Земной путь поэта Лермонтова ч. 12

Николай Мринский
На рисунке - слева. В 1837 г. в ссылке, Лермонтов создает свой автопортрет на фоне кавказского пейзажа (бумага, акварель; в Гос. литературный музей поступил из ФРГ). На поэте мундир Нижегородского драгунского полка (красный воротник, эполеты, газыри, бурка на плече и шашка). На обороте картонной подложки наклейка с надписью, (в пер. с немецкого: «Михаил Лермонтов, русский офицер и поэт, им самим рисованный»). Автопортрет предназначался любимой женщине - В.А. Лопухиной (Бахметевой), которой Лермонтов и вручил его в июне 1838 г. при их последней встрече, перед её отъездом в Германию. Там она отдала акварель на хранение А.М. Верещагиной. Около 80 лет портрет считался утерянным, но в 1934 г. на аукционе в Хохберге его купил профессор М. Винклер, в 1955 г. передавший два слайда (автопортрет Лермонтова и изображение В.А. Лопухиной) искусствоведу В.Н. Лазареву. Он, в свою очередь, передал их Пахомову, опубликовавшему портреты в журнале «Огонек», 1961, № 31, с. 9. В 1962 г. Андроников вместе с другими материалами привез из ФРГ оригинал портрета. До этого времени (с 1882 г.) в России знали об автопортрете лишь по копии О.А. Кочетовой, выполненной ею с оригинала (акварель; Институт русской литературы; см. в кн.: «Демон», изд. Р. Голике и А. Вильборг, СПБ, 1910). Автопортрет, в котором поэт запечатлел собственное представление о себе, выразил свою затаённую думу, печаль и скрытый трагизм, передал душевную мягкость и доброту, - одно из самых значительных явлений лермонтовской иконографии.

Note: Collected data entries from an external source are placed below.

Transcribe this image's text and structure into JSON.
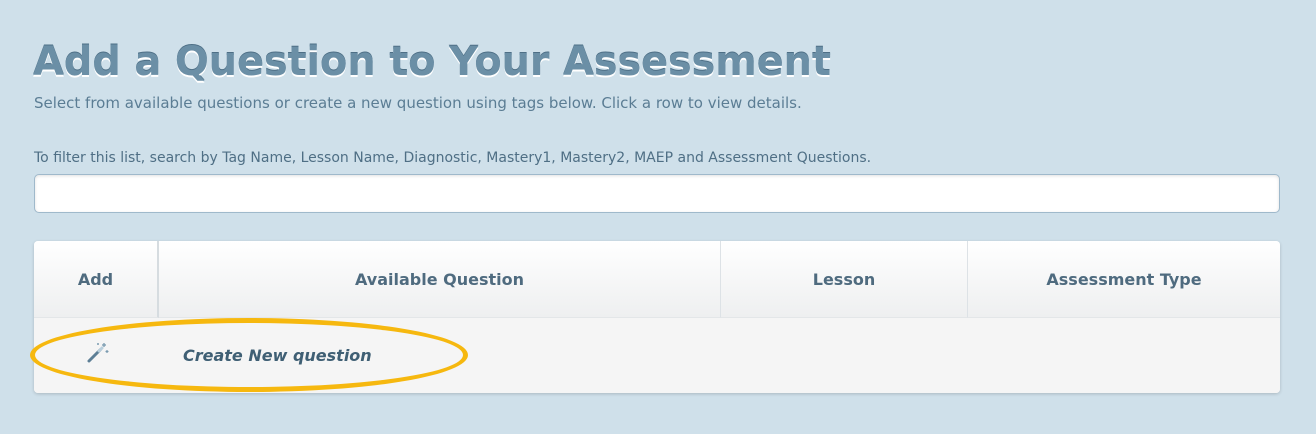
{
  "header": {
    "title": "Add a Question to Your Assessment",
    "subtitle": "Select from available questions or create a new question using tags below. Click a row to view details."
  },
  "filter": {
    "label": "To filter this list, search by Tag Name, Lesson Name, Diagnostic, Mastery1, Mastery2, MAEP and Assessment Questions.",
    "value": "",
    "placeholder": ""
  },
  "table": {
    "columns": [
      "Add",
      "Available Question",
      "Lesson",
      "Assessment Type"
    ],
    "rows": [
      {
        "icon": "magic-wand-icon",
        "question": "Create New question",
        "lesson": "",
        "assessment_type": ""
      }
    ]
  },
  "colors": {
    "background": "#cfe0ea",
    "title": "#6b8fa6",
    "highlight": "#f6b80f",
    "table_header_text": "#4f6b7f",
    "link_text": "#3f5f74"
  }
}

На рисунке - справа. Этот портрет Лермонтова (холст, масло), как свидетельствует А.М. Меринский, товарищ поэта по Школе юнкеров, Арсеньева заказала в 1834 г., сразу по производству внука в корнеты. Здесь Мишель изображен в натуральную величину, погрудно, в вицмундире лейб-гвардейского Гусарского полка, в шинели, наброшенной на правое плечо, с треуголкой в левой руке.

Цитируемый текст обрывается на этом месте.